The good news for investors is that history may be on their side. According to the Halloween effect—also known as the Halloween strategy or indicator—stocks have tended to outperform in the six-month period from November to the end of April, compared to the six months from May to the end of October. Since 1945, the stock market has delivered an average return of 7% from November to April, which is three-and-a-half times greater than the 2% average return over the remaining months.

The potential rally kicks off this month, historically the best month for stocks. For the 30-year period, the S&P 500 rose 2.6% on average in November, followed by April’s 1.7%.

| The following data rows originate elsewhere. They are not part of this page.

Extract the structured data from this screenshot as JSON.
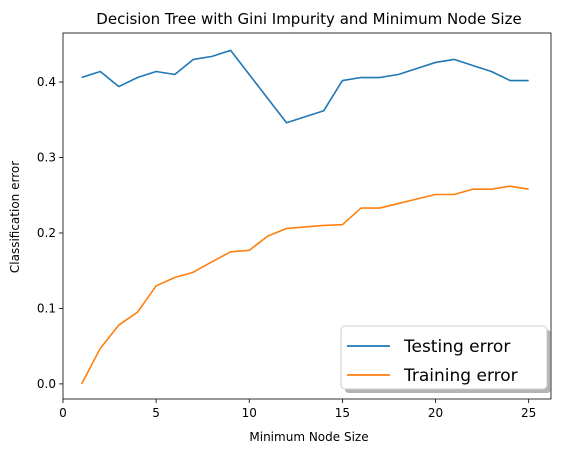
{
  "chart_data": {
    "type": "line",
    "title": "Decision Tree with Gini Impurity and Minimum Node Size",
    "xlabel": "Minimum Node Size",
    "ylabel": "Classification error",
    "xlim": [
      0,
      26.2
    ],
    "ylim": [
      -0.02,
      0.465
    ],
    "xticks": [
      0,
      5,
      10,
      15,
      20,
      25
    ],
    "yticks": [
      0.0,
      0.1,
      0.2,
      0.3,
      0.4
    ],
    "ytick_labels": [
      "0.0",
      "0.1",
      "0.2",
      "0.3",
      "0.4"
    ],
    "grid": false,
    "legend_position": "lower-right",
    "x": [
      1,
      2,
      3,
      4,
      5,
      6,
      7,
      8,
      9,
      10,
      11,
      12,
      13,
      14,
      15,
      16,
      17,
      18,
      19,
      20,
      21,
      22,
      23,
      24,
      25
    ],
    "series": [
      {
        "name": "Testing error",
        "color": "#1f77b4",
        "values": [
          0.406,
          0.414,
          0.394,
          0.406,
          0.414,
          0.41,
          0.43,
          0.434,
          0.442,
          0.41,
          0.378,
          0.346,
          0.354,
          0.362,
          0.402,
          0.406,
          0.406,
          0.41,
          0.418,
          0.426,
          0.43,
          0.422,
          0.414,
          0.402,
          0.402
        ]
      },
      {
        "name": "Training error",
        "color": "#ff7f0e",
        "values": [
          0.0,
          0.047,
          0.078,
          0.095,
          0.13,
          0.141,
          0.148,
          0.162,
          0.175,
          0.177,
          0.196,
          0.206,
          0.208,
          0.21,
          0.211,
          0.233,
          0.233,
          0.239,
          0.245,
          0.251,
          0.251,
          0.258,
          0.258,
          0.262,
          0.258
        ]
      }
    ]
  }
}
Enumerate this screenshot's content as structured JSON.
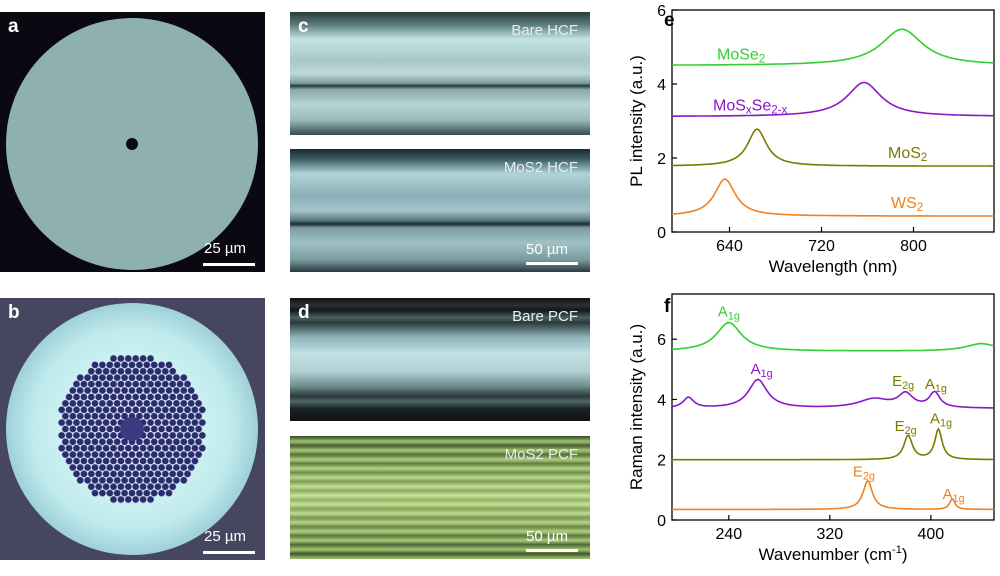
{
  "panels": {
    "a": {
      "label": "a",
      "scale": "25 µm"
    },
    "b": {
      "label": "b",
      "scale": "25 µm"
    },
    "c": {
      "label": "c",
      "top_text": "Bare HCF",
      "bottom_text": "MoS2 HCF",
      "scale": "50 µm"
    },
    "d": {
      "label": "d",
      "top_text": "Bare PCF",
      "bottom_text": "MoS2 PCF",
      "scale": "50 µm"
    }
  },
  "chart_data": [
    {
      "panel": "e",
      "type": "line",
      "xlabel": "Wavelength (nm)",
      "ylabel": "PL intensity (a.u.)",
      "xlim": [
        590,
        870
      ],
      "ylim": [
        0,
        6
      ],
      "xticks": [
        640,
        720,
        800
      ],
      "yticks": [
        0,
        2,
        4,
        6
      ],
      "series": [
        {
          "name": "MoSe2",
          "color": "#2fd02f",
          "baseline": 4.5,
          "peaks": [
            {
              "x": 790,
              "h": 0.98,
              "w": 22
            }
          ],
          "label": "MoSe2"
        },
        {
          "name": "MoSxSe2-x",
          "color": "#8a18c8",
          "baseline": 3.12,
          "peaks": [
            {
              "x": 757,
              "h": 0.92,
              "w": 18
            }
          ],
          "label": "MoSxSe2-x"
        },
        {
          "name": "MoS2",
          "color": "#7a7a00",
          "baseline": 1.78,
          "peaks": [
            {
              "x": 664,
              "h": 1.0,
              "w": 10
            }
          ],
          "label": "MoS2"
        },
        {
          "name": "WS2",
          "color": "#f08020",
          "baseline": 0.43,
          "peaks": [
            {
              "x": 636,
              "h": 1.0,
              "w": 11
            }
          ],
          "label": "WS2"
        }
      ]
    },
    {
      "panel": "f",
      "type": "line",
      "xlabel": "Wavenumber (cm-1)",
      "ylabel": "Raman intensity (a.u.)",
      "xlim": [
        195,
        450
      ],
      "ylim": [
        0,
        7.5
      ],
      "xticks": [
        240,
        320,
        400
      ],
      "yticks": [
        0,
        2,
        4,
        6
      ],
      "series": [
        {
          "color": "#2fd02f",
          "baseline": 5.6,
          "peaks": [
            {
              "x": 240,
              "h": 0.95,
              "w": 12
            },
            {
              "x": 440,
              "h": 0.25,
              "w": 15
            }
          ]
        },
        {
          "color": "#8a18c8",
          "baseline": 3.7,
          "peaks": [
            {
              "x": 208,
              "h": 0.35,
              "w": 5
            },
            {
              "x": 263,
              "h": 0.95,
              "w": 9
            },
            {
              "x": 355,
              "h": 0.3,
              "w": 15
            },
            {
              "x": 380,
              "h": 0.45,
              "w": 7
            },
            {
              "x": 403,
              "h": 0.5,
              "w": 5
            }
          ]
        },
        {
          "color": "#7a7a00",
          "baseline": 2.0,
          "peaks": [
            {
              "x": 382,
              "h": 0.8,
              "w": 4
            },
            {
              "x": 406,
              "h": 1.0,
              "w": 3.5
            }
          ]
        },
        {
          "color": "#f08020",
          "baseline": 0.35,
          "peaks": [
            {
              "x": 350,
              "h": 0.95,
              "w": 4.5
            },
            {
              "x": 417,
              "h": 0.35,
              "w": 2.5
            }
          ]
        }
      ],
      "annotations": [
        {
          "text": "A1g",
          "x": 240,
          "y": 6.75,
          "color": "#2fd02f"
        },
        {
          "text": "A1g",
          "x": 266,
          "y": 4.85,
          "color": "#8a18c8"
        },
        {
          "text": "E2g",
          "x": 378,
          "y": 4.45,
          "color": "#7a7a00"
        },
        {
          "text": "A1g",
          "x": 404,
          "y": 4.35,
          "color": "#7a7a00"
        },
        {
          "text": "E2g",
          "x": 380,
          "y": 2.95,
          "color": "#7a7a00"
        },
        {
          "text": "A1g",
          "x": 408,
          "y": 3.2,
          "color": "#7a7a00"
        },
        {
          "text": "E2g",
          "x": 347,
          "y": 1.45,
          "color": "#f08020"
        },
        {
          "text": "A1g",
          "x": 418,
          "y": 0.7,
          "color": "#f08020"
        }
      ]
    }
  ]
}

30 Years of Average Monthly S&P 500 Returns

But there’s more. Since 1950, when the S&P 500 has been up more than 15% year-to-date by the end of October—as it is this year—stocks have finished higher in November and December 95% of the time, according to Carson Investment Research. The S&P 500 gained 2.7% on average in November, 2.0% in December.

That said, I believe investors could be in for more treats than tricks as 2025 draws to a close. With the market up over 16% year-to-date, history suggests there’s a strong chance of a year-end rally.

That doesn’t mean investors should throw caution to the wind, but it does suggest that, despite the scary headlines, the real fright right now might be missing out on the rally that so often has followed.